The business arena has become increasingly competitive and businesses more than ever need to find new ways to stay in the game. Managers are compressed to be agile and proactive when making business decisions. At the same time cost pressures are more intense than ever challenging financial departments to keep the cash flow streaming more inwards rather than the other way round.
Improvements in the cash flow can often lead to new opportunities for growth and expansion of the business. But often, businesses find themselves in a situation where most of their money is tied up in working capital stopping them from making growth investments resulting in lost revenue and related profit opportunities. Accounts receivable (AR) are the lifeblood of a business’s cash flow. However, efficient collection of AR has posed as challenging for both start-ups and big established businesses.

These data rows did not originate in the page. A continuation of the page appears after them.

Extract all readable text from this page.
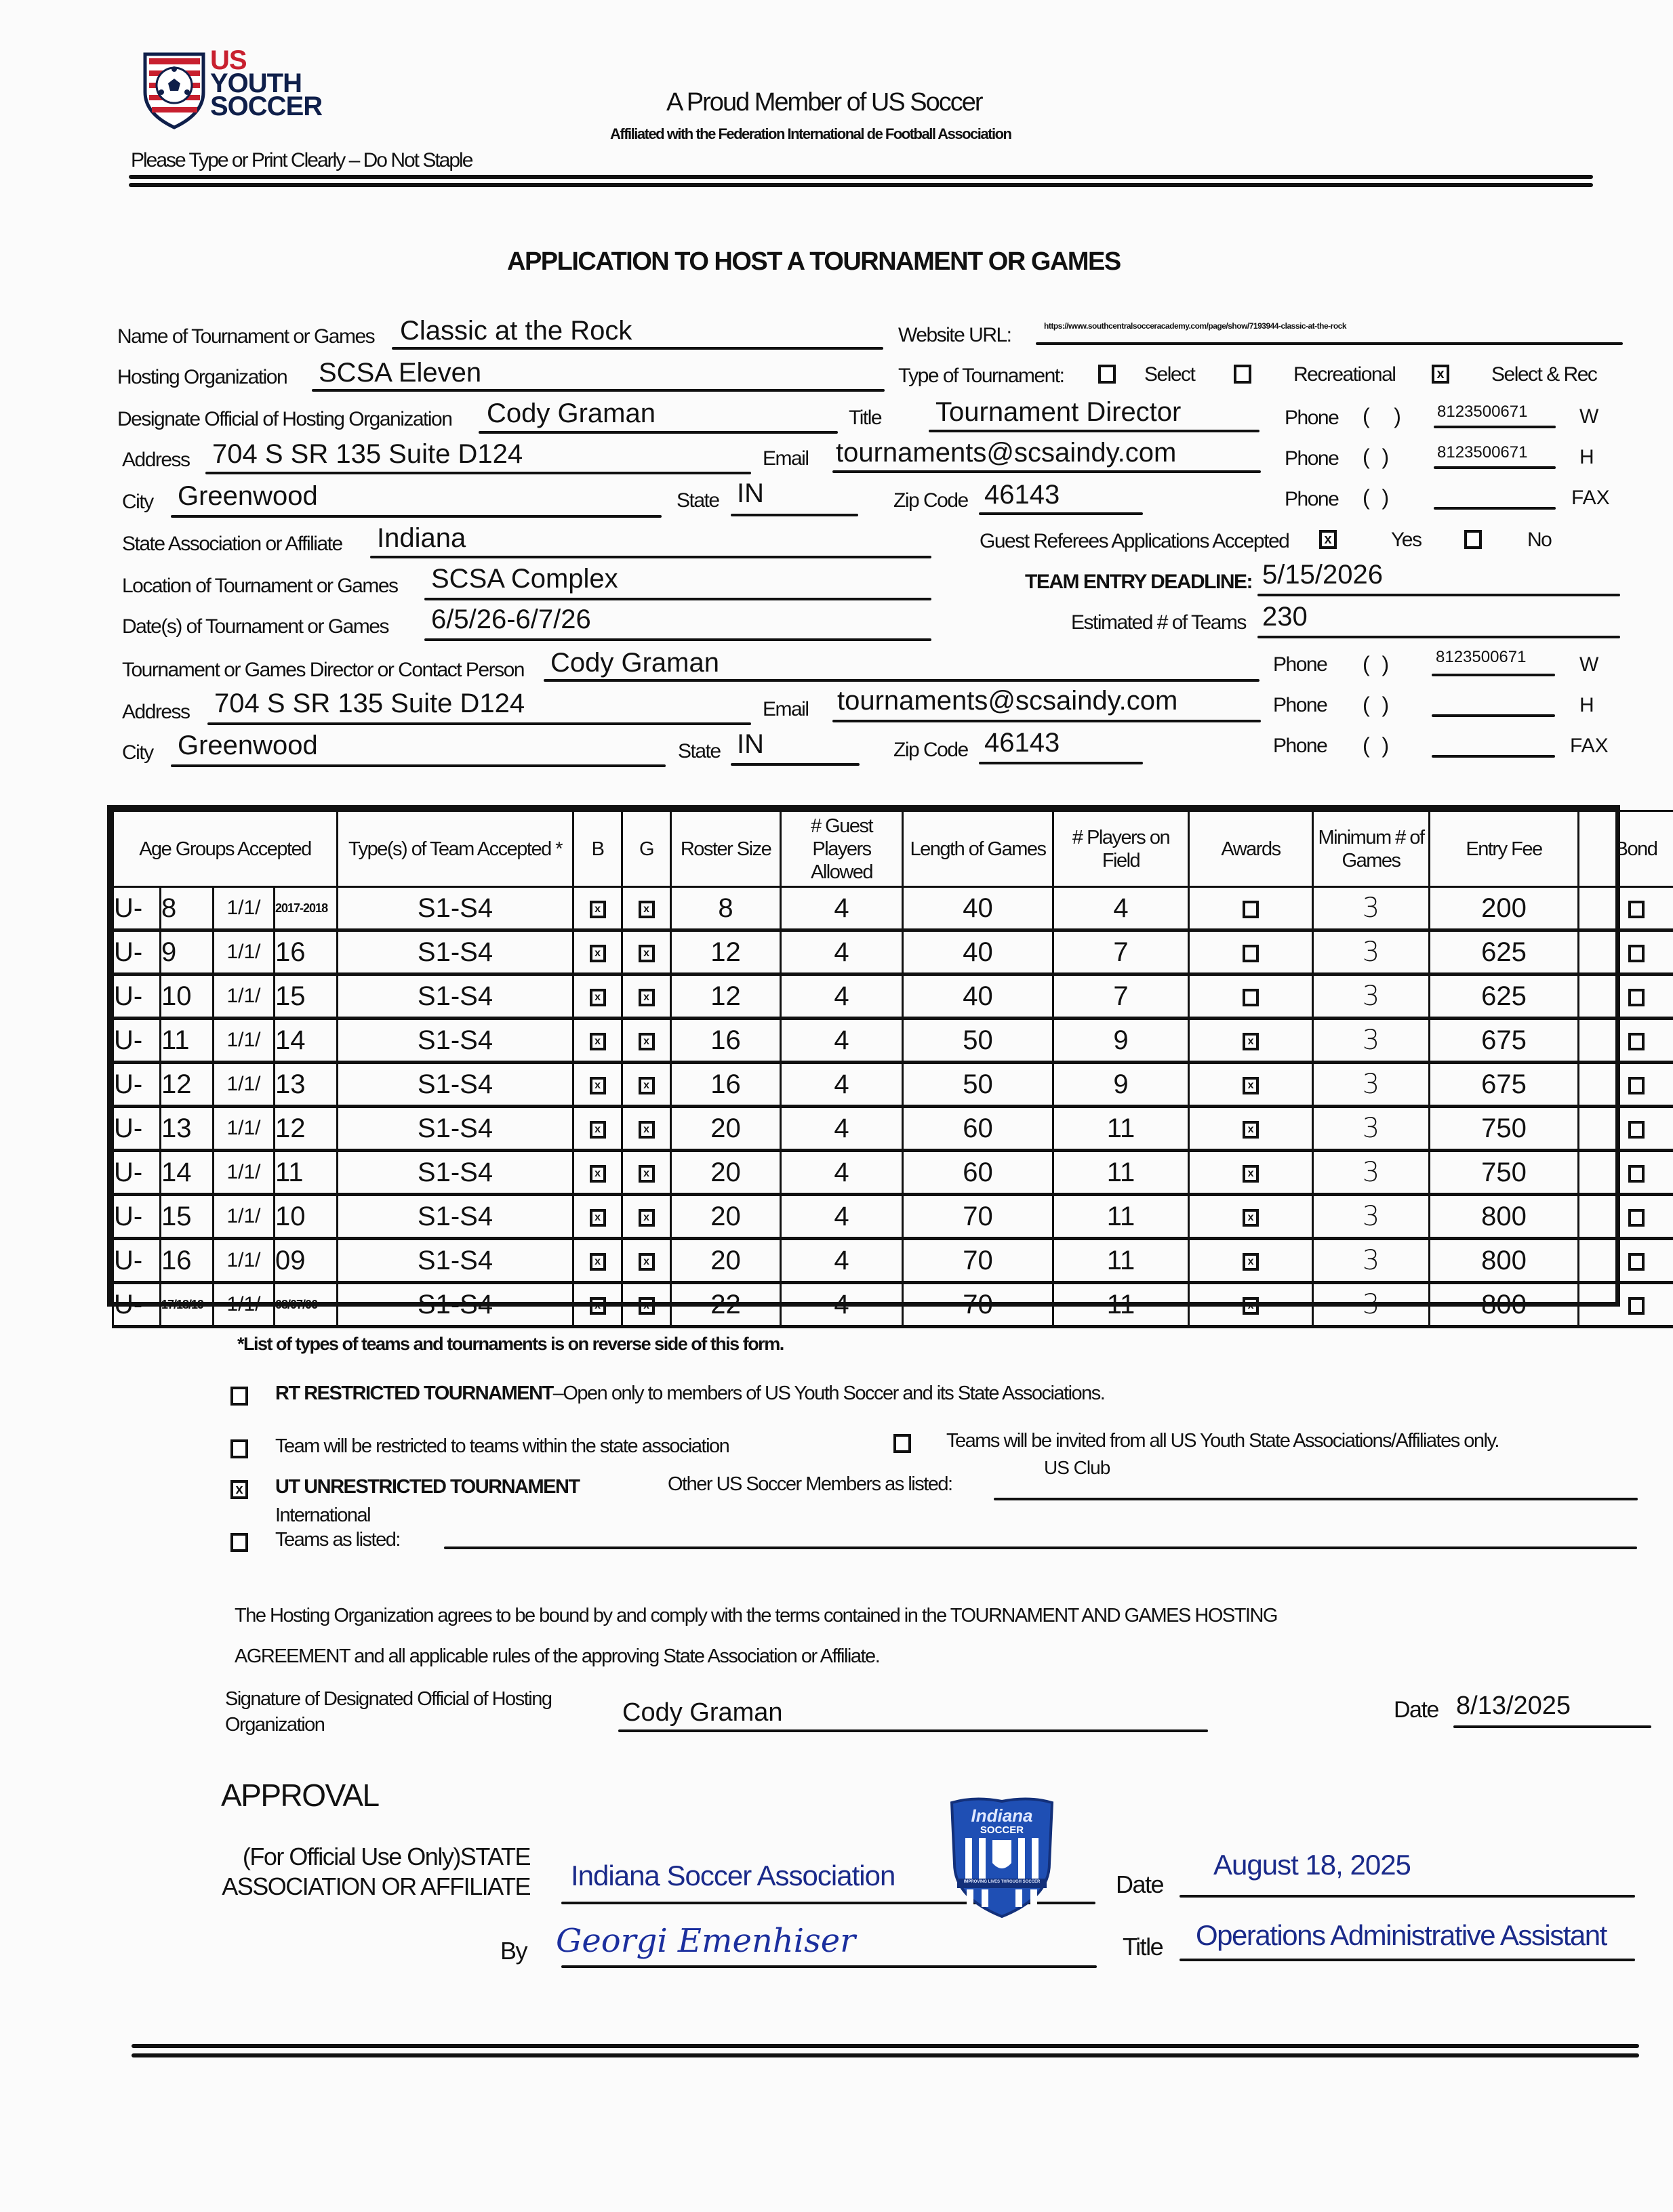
US
YOUTH
SOCCER	A Proud Member of US Soccer
Affiliated with the Federation International de Football Association
Please Type or Print Clearly – Do Not Staple
APPLICATION TO HOST A TOURNAMENT OR GAMES
Name of Tournament or Games Classic at the Rock	Website URL:	https://www.southcentralsocceracademy.com/page/show/7193944-classic-at-the-rock
Hosting Organization SCSA Eleven	Type of Tournament:	Select	Recreational	x Select & Rec
Designate Official of Hosting Organization Cody Graman	Title Tournament Director	Phone (    ) 8123500671	W
Phone (  )	8123500671	H
Phone (  )	FAX
Address 704 S SR 135 Suite D124	Email tournaments@scsaindy.com
City Greenwood	State IN	Zip Code 46143
State Association or Affiliate Indiana	Guest Referees Applications Accepted	x	Yes	No
Location of Tournament or Games SCSA Complex	TEAM ENTRY DEADLINE: 5/15/2026
Date(s) of Tournament or Games 6/5/26-6/7/26	Estimated # of Teams 230
Tournament or Games Director or Contact Person Cody Graman
Address 704 S SR 135 Suite D124	Email tournaments@scsaindy.com
City Greenwood	State IN	Zip Code 46143
Phone (  )	8123500671	W
Phone (  )	H
Phone (  )	FAX
Age Groups Accepted				Type(s) of Team Accepted *	B	G	Roster Size	# Guest Players Allowed	Length of Games	# Players on Field	Awards	Minimum # of Games	Entry Fee	Bond
U-	8	1/1/	2017-2018	S1-S4	x	x	8	4	40	4		3	200	
U-	9	1/1/	16	S1-S4	x	x	12	4	40	7		3	625	
U-	10	1/1/	15	S1-S4	x	x	12	4	40	7		3	625	
U-	11	1/1/	14	S1-S4	x	x	16	4	50	9	x	3	675	
U-	12	1/1/	13	S1-S4	x	x	16	4	50	9	x	3	675	
U-	13	1/1/	12	S1-S4	x	x	20	4	60	11	x	3	750	
U-	14	1/1/	11	S1-S4	x	x	20	4	60	11	x	3	750	
U-	15	1/1/	10	S1-S4	x	x	20	4	70	11	x	3	800	
U-	16	1/1/	09	S1-S4	x	x	20	4	70	11	x	3	800	
U-	17/18/19	1/1/	08/07/06	S1-S4	x	x	22	4	70	11	x	3	800	
*List of types of teams and tournaments is on reverse side of this form.
RT RESTRICTED TOURNAMENT–Open only to members of US Youth Soccer and its State Associations.
Team will be restricted to teams within the state association	Teams will be invited from all US Youth State Associations/Affiliates only.
x UT UNRESTRICTED TOURNAMENT	Other US Soccer Members as listed:
US Club
International
Teams as listed:
The Hosting Organization agrees to be bound by and comply with the terms contained in the TOURNAMENT AND GAMES HOSTING
AGREEMENT and all applicable rules of the approving State Association or Affiliate.
Signature of Designated Official of Hosting
Organization	Cody Graman	Date 8/13/2025
APPROVAL
(For Official Use Only)STATE
ASSOCIATION OR AFFILIATE Indiana Soccer Association
Indiana
SOCCER
IMPROVING LIVES THROUGH SOCCER	Date
August 18, 2025
By Georgi Emenhiser	Title Operations Administrative Assistant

Small businesses often lack the time and people for keeping track of accounts receivable. This may lead to misunderstanding between the company and the clients about payed and outstanding bills which affect negatively your customer relations. In addition, you may end up providing your product for free and negatively impact your ability to be profitable. Finally, time is everything! The longer it takes you to send the invoice, the less likely will the payment be made on time. Keeping track of accounts receivable is also a great way to have documentation supporting proof of income at tax time.

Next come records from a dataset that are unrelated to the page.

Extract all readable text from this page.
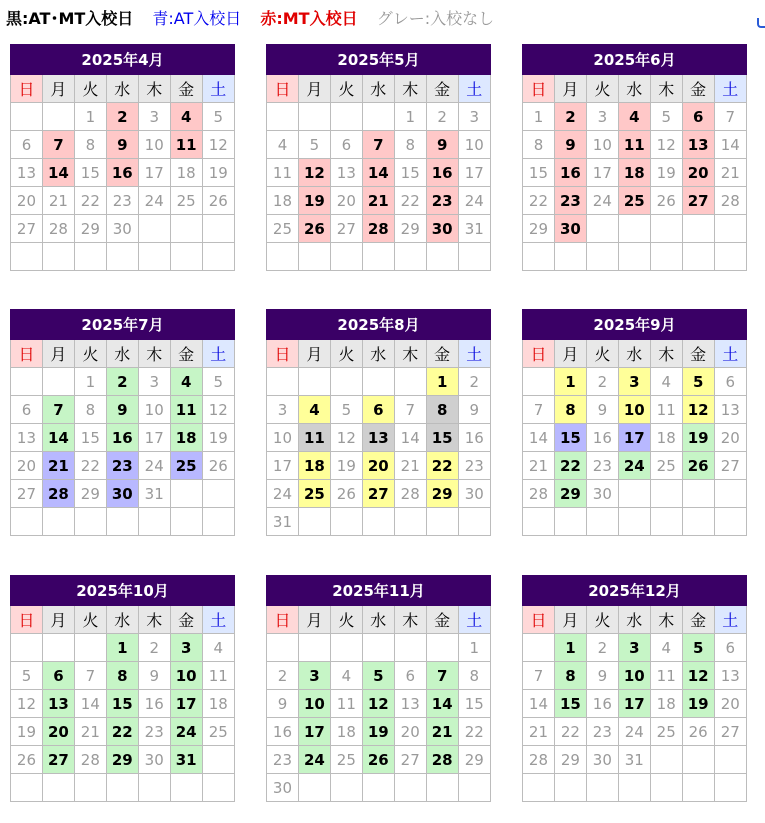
黒:AT･MT入校日 青:AT入校日 赤:MT入校日 グレー:入校なし
2025年4月						
日	月	火	水	木	金	土
		1	2	3	4	5
6	7	8	9	10	11	12
13	14	15	16	17	18	19
20	21	22	23	24	25	26
27	28	29	30			

2025年5月						
日	月	火	水	木	金	土
				1	2	3
4	5	6	7	8	9	10
11	12	13	14	15	16	17
18	19	20	21	22	23	24
25	26	27	28	29	30	31

2025年6月						
日	月	火	水	木	金	土
1	2	3	4	5	6	7
8	9	10	11	12	13	14
15	16	17	18	19	20	21
22	23	24	25	26	27	28
29	30					

2025年7月						
日	月	火	水	木	金	土
		1	2	3	4	5
6	7	8	9	10	11	12
13	14	15	16	17	18	19
20	21	22	23	24	25	26
27	28	29	30	31		

2025年8月						
日	月	火	水	木	金	土
					1	2
3	4	5	6	7	8	9
10	11	12	13	14	15	16
17	18	19	20	21	22	23
24	25	26	27	28	29	30
31						
2025年9月						
日	月	火	水	木	金	土
	1	2	3	4	5	6
7	8	9	10	11	12	13
14	15	16	17	18	19	20
21	22	23	24	25	26	27
28	29	30				

2025年10月						
日	月	火	水	木	金	土
			1	2	3	4
5	6	7	8	9	10	11
12	13	14	15	16	17	18
19	20	21	22	23	24	25
26	27	28	29	30	31	

2025年11月						
日	月	火	水	木	金	土
						1
2	3	4	5	6	7	8
9	10	11	12	13	14	15
16	17	18	19	20	21	22
23	24	25	26	27	28	29
30						
2025年12月						
日	月	火	水	木	金	土
	1	2	3	4	5	6
7	8	9	10	11	12	13
14	15	16	17	18	19	20
21	22	23	24	25	26	27
28	29	30	31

Bigger companies, although have dedicated accounting departments, they also face challenges of their own:
- Turnover of skilled and trained staff;
- Customers consistently paying outside terms;
- Reactive, rather than proactive follow-up on past due accounts;
- Limited availability of AR information;
- Demands to improve cash flow;
From one side, bringing efficiency of AR maintenance at higher level imposes significantly higher spending on the business for software and internal stuff. On the other side, AR, although essential for better cash flow, its foundation is a routine-based work and is considered to be a non-core activity of your business. This questions the validity of the additional investment.

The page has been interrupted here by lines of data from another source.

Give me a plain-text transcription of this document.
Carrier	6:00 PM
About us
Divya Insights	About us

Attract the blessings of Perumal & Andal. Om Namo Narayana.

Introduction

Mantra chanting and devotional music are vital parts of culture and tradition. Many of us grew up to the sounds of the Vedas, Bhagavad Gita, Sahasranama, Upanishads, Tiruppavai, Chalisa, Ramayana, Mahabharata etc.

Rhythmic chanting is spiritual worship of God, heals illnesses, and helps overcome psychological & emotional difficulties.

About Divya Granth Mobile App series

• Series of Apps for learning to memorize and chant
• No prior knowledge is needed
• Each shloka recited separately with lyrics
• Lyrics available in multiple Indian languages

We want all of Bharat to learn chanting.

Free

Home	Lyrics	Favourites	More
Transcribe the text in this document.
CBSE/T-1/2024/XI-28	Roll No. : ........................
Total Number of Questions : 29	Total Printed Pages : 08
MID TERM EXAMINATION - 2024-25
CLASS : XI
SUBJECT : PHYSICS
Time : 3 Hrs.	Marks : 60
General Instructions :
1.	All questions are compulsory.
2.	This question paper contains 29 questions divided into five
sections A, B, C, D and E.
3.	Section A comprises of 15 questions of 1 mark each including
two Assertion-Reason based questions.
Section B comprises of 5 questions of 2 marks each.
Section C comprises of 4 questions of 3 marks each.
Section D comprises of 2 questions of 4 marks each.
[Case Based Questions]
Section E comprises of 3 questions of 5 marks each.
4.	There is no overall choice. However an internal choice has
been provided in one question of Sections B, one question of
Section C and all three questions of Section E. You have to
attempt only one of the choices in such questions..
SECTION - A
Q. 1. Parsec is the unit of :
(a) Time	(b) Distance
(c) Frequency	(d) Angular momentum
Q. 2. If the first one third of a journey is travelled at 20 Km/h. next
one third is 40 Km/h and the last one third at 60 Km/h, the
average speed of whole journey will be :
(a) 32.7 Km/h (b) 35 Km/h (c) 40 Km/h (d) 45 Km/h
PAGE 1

The nature of the task together with the increased collaboration between companies in the last two decades has made this task attractive for outsourcing. Companies which operate as business support centers have the experience, knowledge and time to collect and maintain your AR more efficiently. Additionaly, outsourcing companies:
- build better customer relations with your clients because they have dedicated teams for each particular task;
- amid contentious situation;
- collect AR faster by using proven effective methodologies;
- reduce bad debt write-offs;
- lower debt recovery costs;
According to Neal Gold, Corporate Vice President for STA International:
“Companies using accounts receivable outsourcing typically realize improved cash flow by up to 30% on their outsourced receivables resulting in reduced borrowing and lower interest payments.”